Economie

« En termes budgétaires, les communes sont les acteurs majeurs des politiques culturelles »

Tribune. Si l’on aime encore en France se référer au ministère de la culture pour penser les politiques culturelles, il faut d’abord rétablir le fait qu’en termes budgétaires, ce sont bien les communes qui en sont les acteurs majeurs. Leurs dépenses sont évaluées à près de 9 milliards d’euros quand celles du ministère se situent autour de 6 milliards d’euros.

La tendance serait à la baisse, mais quiconque affirmerait pouvoir indiquer le chiffre exact des dépenses culturelles en France prendrait un bien grand risque. D’une part, parce que les dépenses culturelles dans les ministères et les collectivités territoriales sont le fait de nombreux services : culture, patrimoine, mais également, jeunesse, loisirs, tourisme, parfois les sports et aujourd’hui le numérique.

D’autre part, parce que la définition de la culture varie énormément à l’intérieur même des politiques publiques. Entre les définitions artistiques élitistes et celles, récentes, qui puisent plutôt du côté des loisirs ou des droits culturels, le gouffre est immense et brouille toutes les statistiques. La baisse de dépenses des communes serait donc toute relative, à différencier aussi entre investissements et dépenses de fonctionnement pour lesquelles l’Observatoire des politiques culturelles note en 2017 que 71 % des villes de plus de 100 000 habitants les augmentent et 21 % les réduisent. Plus que d’une baisse, il faudrait plutôt parler d’une stabilisation et d’une réorientation des budgets vers de nouvelles priorités. Encore faudrait-il distinguer la situation d’offre surabondante et de doublons de la région parisienne, de ce que Françoise Nyssen appelait les « zones blanches culturelles » en milieu rural, de celle enfin, des grandes métropoles régionales.

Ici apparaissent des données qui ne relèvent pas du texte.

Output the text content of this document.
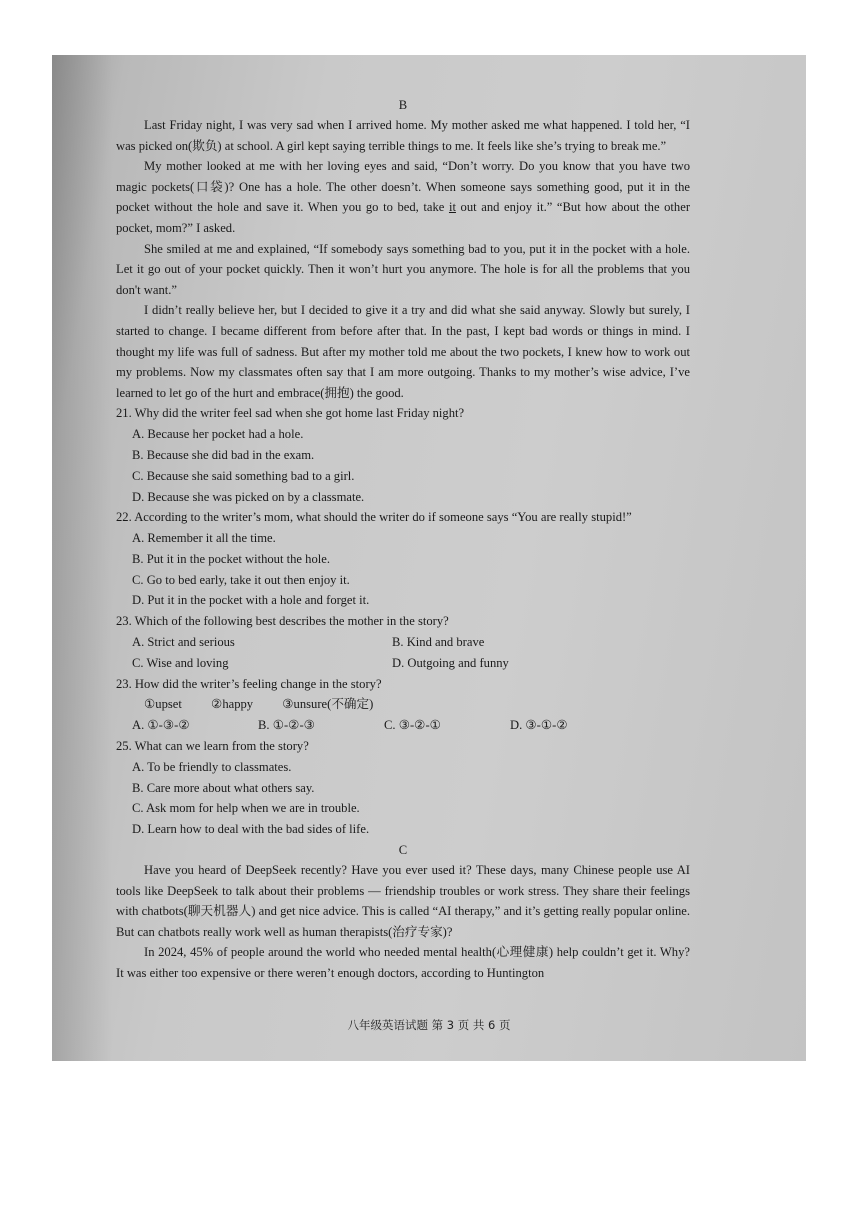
B

Last Friday night, I was very sad when I arrived home. My mother asked me what happened. I told her, “I was picked on(欺负) at school. A girl kept saying terrible things to me. It feels like she’s trying to break me.”

My mother looked at me with her loving eyes and said, “Don’t worry. Do you know that you have two magic pockets(口袋)? One has a hole. The other doesn’t. When someone says something good, put it in the pocket without the hole and save it. When you go to bed, take it out and enjoy it.” “But how about the other pocket, mom?” I asked.

She smiled at me and explained, “If somebody says something bad to you, put it in the pocket with a hole. Let it go out of your pocket quickly. Then it won’t hurt you anymore. The hole is for all the problems that you don't want.”

I didn’t really believe her, but I decided to give it a try and did what she said anyway. Slowly but surely, I started to change. I became different from before after that. In the past, I kept bad words or things in mind. I thought my life was full of sadness. But after my mother told me about the two pockets, I knew how to work out my problems. Now my classmates often say that I am more outgoing. Thanks to my mother’s wise advice, I’ve learned to let go of the hurt and embrace(拥抱) the good.

21. Why did the writer feel sad when she got home last Friday night?
A. Because her pocket had a hole.
B. Because she did bad in the exam.
C. Because she said something bad to a girl.
D. Because she was picked on by a classmate.
22. According to the writer’s mom, what should the writer do if someone says “You are really stupid!”
A. Remember it all the time.
B. Put it in the pocket without the hole.
C. Go to bed early, take it out then enjoy it.
D. Put it in the pocket with a hole and forget it.
23. Which of the following best describes the mother in the story?
A. Strict and serious	B. Kind and brave
C. Wise and loving	D. Outgoing and funny
23. How did the writer’s feeling change in the story?
①upset ②happy ③unsure(不确定)
A. ①-③-②	B. ①-②-③	C. ③-②-①	D. ③-①-②
25. What can we learn from the story?
A. To be friendly to classmates.
B. Care more about what others say.
C. Ask mom for help when we are in trouble.
D. Learn how to deal with the bad sides of life.
C

Have you heard of DeepSeek recently? Have you ever used it? These days, many Chinese people use AI tools like DeepSeek to talk about their problems — friendship troubles or work stress. They share their feelings with chatbots(聊天机器人) and get nice advice. This is called “AI therapy,” and it’s getting really popular online. But can chatbots really work well as human therapists(治疗专家)?

In 2024, 45% of people around the world who needed mental health(心理健康) help couldn’t get it. Why? It was either too expensive or there weren’t enough doctors, according to Huntington

八年级英语试题 第 3 页 共 6 页
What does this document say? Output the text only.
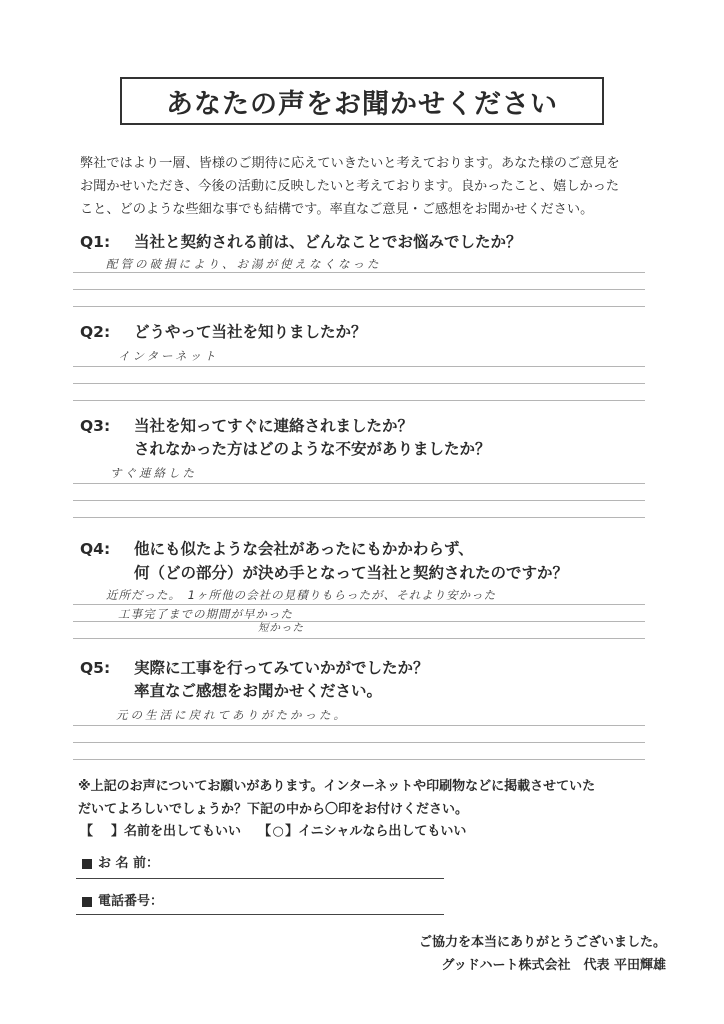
あなたの声をお聞かせください
弊社ではより一層、皆様のご期待に応えていきたいと考えております。あなた様のご意見を
お聞かせいただき、今後の活動に反映したいと考えております。良かったこと、嬉しかった
こと、どのような些細な事でも結構です。率直なご意見・ご感想をお聞かせください。
Q1: 当社と契約される前は、どんなことでお悩みでしたか？
配管の破損により、お湯が使えなくなった
Q2: どうやって当社を知りましたか？
インターネット
Q3: 当社を知ってすぐに連絡されましたか？
されなかった方はどのような不安がありましたか？
すぐ連絡した
Q4: 他にも似たような会社があったにもかかわらず、
何（どの部分）が決め手となって当社と契約されたのですか？
近所だった。　1ヶ所他の会社の見積りもらったが、それより安かった
工事完了までの期間が早かった
短かった
Q5: 実際に工事を行ってみていかがでしたか？
率直なご感想をお聞かせください。
元の生活に戻れてありがたかった。
※上記のお声についてお願いがあります。インターネットや印刷物などに掲載させていた
だいてよろしいでしょうか？下記の中から〇印をお付けください。
【 】名前を出してもいい 【○】イニシャルなら出してもいい
お 名 前：
電話番号：
ご協力を本当にありがとうございました。
グッドハート株式会社　代表 平田輝雄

La « festivalisation » de la culture

Pour ces dernières et pour les maires qui se sont emparés de la culture « est surtout bon ce qui se voit ». Ce point permet de comprendre en partie l’accroissement actuel des politiques évènementielles. Tendance qui n’a cessé de croître depuis vingt ans, d’abord avec la « festivalisation » de la culture : chaque ville voulant son festival qui la distingue. Tendance qui se poursuit aujourd’hui avec la construction d’équipements pensés comme des mises en scène urbaines spectaculaires (Lyon, Marseille, Saint-Etienne, Bordeaux) ou la multiplication des manifestations dans l’espace public (Nantes, Lille, Dunkerque).

Cette politique événementielle s’accompagne le plus souvent d’un discours sur l’attractivité du territoire et le développement touristique. Le rayonnement culturel nourrit l’image dynamique des villes pour attirer des populations à fort pouvoir d’achat et des entreprises. Cette instrumentalisation de la culture à des fins de développement territorial, pensée pour les populations locales comme un « moteur d’identité », est également utile comme amplificateur de l’action des élus.